Today was the last full day of classes, and the year is, thankfully, fading away like a ghost. Never has a summer needed to arrive sooner.
I hope that when I look back at my career, that this year will end up being just a momentary blip and not a turning point. I've never quite felt so disappointed with how things are going with the school, the system, and even the overall front of urban public education. This last bechmark - the one we received yesterday, which contains just a bunch of recycled questions from the MD website that the BCPSS paid millions to the Princeton Review for them to recycle - ate up most of my last day of classes today, and the kids are so frustrated by it.
"Why are we taking this benchmark after we've already taken the HSA?"
"Why are we taking a test right before our final instead of reviewing more?"
"Why are they making us do this?"
I have no idea what to tell them.

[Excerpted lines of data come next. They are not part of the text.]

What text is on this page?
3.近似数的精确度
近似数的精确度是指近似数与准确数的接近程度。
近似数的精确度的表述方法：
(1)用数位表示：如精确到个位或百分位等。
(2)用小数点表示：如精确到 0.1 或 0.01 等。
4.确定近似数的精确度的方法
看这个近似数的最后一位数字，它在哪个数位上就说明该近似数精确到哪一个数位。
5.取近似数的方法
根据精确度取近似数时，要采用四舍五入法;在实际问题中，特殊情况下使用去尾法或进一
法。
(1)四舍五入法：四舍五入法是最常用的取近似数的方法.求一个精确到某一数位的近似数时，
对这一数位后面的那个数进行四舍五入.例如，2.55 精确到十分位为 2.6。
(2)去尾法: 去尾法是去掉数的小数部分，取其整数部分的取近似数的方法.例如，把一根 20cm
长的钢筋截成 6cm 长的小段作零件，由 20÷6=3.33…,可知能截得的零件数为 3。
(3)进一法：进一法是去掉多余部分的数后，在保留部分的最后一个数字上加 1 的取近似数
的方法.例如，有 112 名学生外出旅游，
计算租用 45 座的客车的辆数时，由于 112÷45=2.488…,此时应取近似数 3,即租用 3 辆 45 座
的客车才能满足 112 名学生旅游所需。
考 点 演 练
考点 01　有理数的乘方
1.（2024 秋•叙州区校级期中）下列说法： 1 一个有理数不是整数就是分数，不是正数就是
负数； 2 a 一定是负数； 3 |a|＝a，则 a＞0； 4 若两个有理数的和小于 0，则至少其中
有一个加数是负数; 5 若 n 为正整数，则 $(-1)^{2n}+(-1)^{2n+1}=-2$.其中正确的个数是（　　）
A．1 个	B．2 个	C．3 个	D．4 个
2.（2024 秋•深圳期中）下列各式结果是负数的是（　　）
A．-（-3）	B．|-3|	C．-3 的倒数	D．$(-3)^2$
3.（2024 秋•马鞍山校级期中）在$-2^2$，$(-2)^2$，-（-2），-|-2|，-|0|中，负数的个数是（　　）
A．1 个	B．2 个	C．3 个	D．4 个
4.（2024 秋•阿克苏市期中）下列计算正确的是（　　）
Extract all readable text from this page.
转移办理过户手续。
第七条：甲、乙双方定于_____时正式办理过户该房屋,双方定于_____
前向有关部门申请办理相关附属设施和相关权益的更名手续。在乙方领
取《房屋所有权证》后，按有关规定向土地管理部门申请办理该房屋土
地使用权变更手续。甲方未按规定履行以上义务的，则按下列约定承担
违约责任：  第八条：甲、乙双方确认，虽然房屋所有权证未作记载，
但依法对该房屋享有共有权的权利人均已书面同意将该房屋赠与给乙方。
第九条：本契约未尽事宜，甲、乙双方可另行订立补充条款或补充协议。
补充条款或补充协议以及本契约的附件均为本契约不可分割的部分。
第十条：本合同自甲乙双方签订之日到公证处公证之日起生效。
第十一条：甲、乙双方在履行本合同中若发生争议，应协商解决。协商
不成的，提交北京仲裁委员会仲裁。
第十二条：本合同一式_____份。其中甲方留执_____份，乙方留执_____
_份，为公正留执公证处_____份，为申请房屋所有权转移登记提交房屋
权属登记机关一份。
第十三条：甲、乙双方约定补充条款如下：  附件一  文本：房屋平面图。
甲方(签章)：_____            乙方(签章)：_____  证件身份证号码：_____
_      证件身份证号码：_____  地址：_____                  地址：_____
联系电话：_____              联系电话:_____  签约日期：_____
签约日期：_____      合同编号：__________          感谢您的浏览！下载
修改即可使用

I tell them I'm writing a letter and that they should, too. To whom, I don't know. I tell them that it's about showing that our school system has made Adequate Yearly Progress, which is tied to federal funds, as a way of explaining it, but I'm just guessing there, based on my knowledge of NCLB. It could be just for the amusement of the decision makers, for all I know.
I could barely look them in the face.
My colleagues are cutting their finals in half in order to fit on these questions, something I think is even worse; still, I can't blame them, because it's not as if we've been given much choice. I hate that we're put in a position - by the system that is supposed to be looking after these kids - to inflict these sort of bad educational practices onto our kids.
The mayor needs to know that the next time the school system cries poverty, that they're paying the Princeton Review over a million dollars to recycle HSA questions that have already been released to the public, and then to put them on a poorly designed websites for teachers to access several weeks later. The press needs to know, too.
But I'm not the man to do that, I don't think. I just want to be in a classroom with kids and help them learn to read actively and communicate their ideas effectively. I do not want to test them over and over again for no discernable reason.
Yes, this is the year that I totally lost faith in the powers that be. I just hope it's not the year I start to become jaded, because that's just not me.